Extracting key data elements i.e. metadata from contracts is not an easy chore.  Done manually, you would need to open each and every contract (which in itself is a time-consuming task), search through the full document for many different types of language, and copy and paste it into a tool like Excel.

What is Metadata?

Metadata is the important data from contracts or underlying documents, it can be further described as the content by a set of fields and values so that one can get structured data from a contract that can be stored for various important records.

Different documents consist of varied information that can be tracked or stored for reporting and review. The importance of these elements varies depending on each type of contract.

Below are the most common meta-data attributes that are generally extracted along with the other contract-specific attributes:

Metadata attributes

Time studies have shown that in order to extract any given attribute, especially since most often, there will be agreements as well as associated companion documents, it takes about 2 minutes per attribute.  If you extract, 30 metadata elements, it would take a half-hour for each contract.  If you have 10,000 contracts, it will take 5,000 person-hours.  Then factor in quality control, checks, document organization, OCR software, etc., and other processes that need to be in place pre-and post-extraction.  Totally, such an effort for 10,000 documents can take about 8,000 person-hours.

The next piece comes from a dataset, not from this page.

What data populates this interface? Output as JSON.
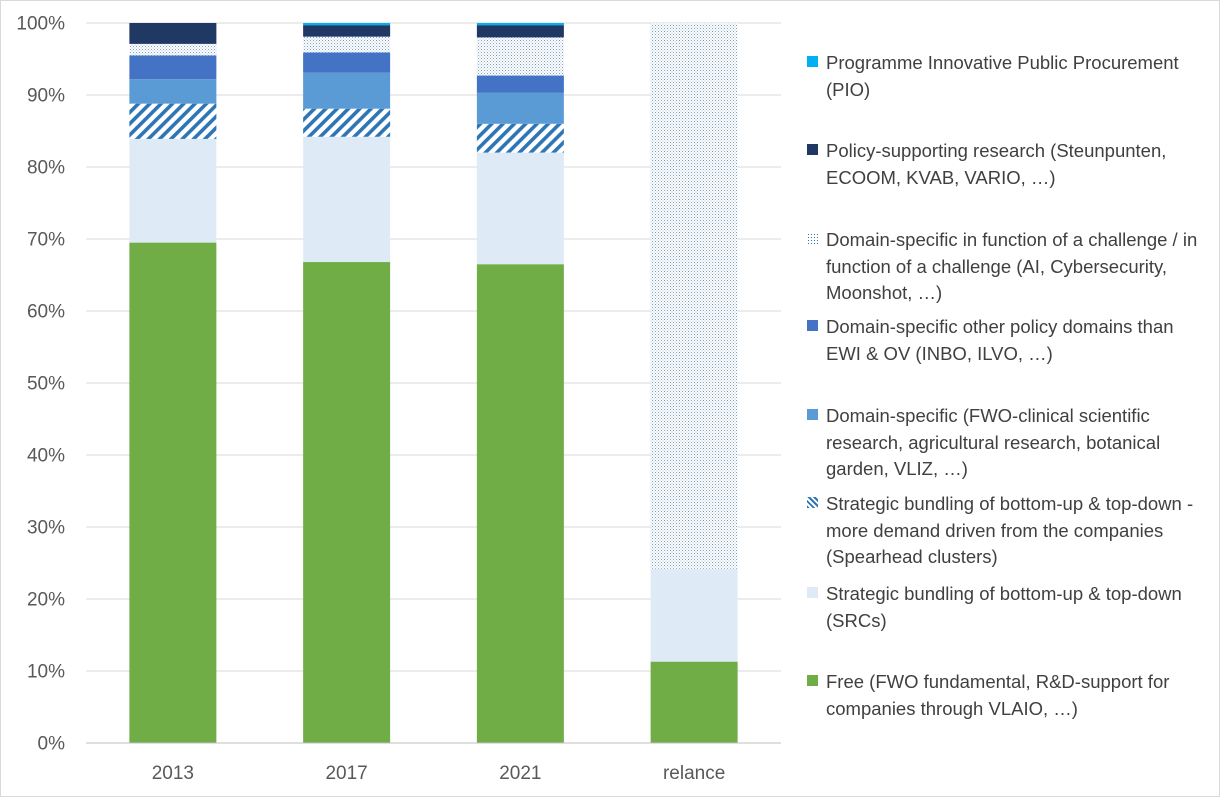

Taking it further, and using 7 hours per day productivity time for a person, and allowing 19 days per month (exclude vacations and holidays), the effort for 10,000 documents comes to 1 year for 5 people!  Ouch!

There are three ways to extract information from contracts.

  1. Fully manual process – the time frame of which I have outlined above.  Cons: Tell 5 people to do an abstraction, and due to the complexity of legal language, you will get 5 different answers! Manual abstraction is very much prone to human errors.
  2. Fully automated – if you use extraction software, there is still a large amount of quality control that needs to be done because no software can decipher all the nuances of legal language.  Not to mention, installation, configuration, training, and maintenance of the software.  And who will do the q/c? Most companies going this route find that the extraction is not as high a quality as they had hoped, and there is still a large manual level of work to be performed.
  3. Hybrid.  Companies use software-powered extraction and take ownership of human quality control to deliver complete, high-quality data to their clients. It’s what we call “technology-enabled service”.  A single vendor delivering guaranteed results has the advantage of  “one throat to choke”.

Consider the effort required to do the extraction before you embark on the journey.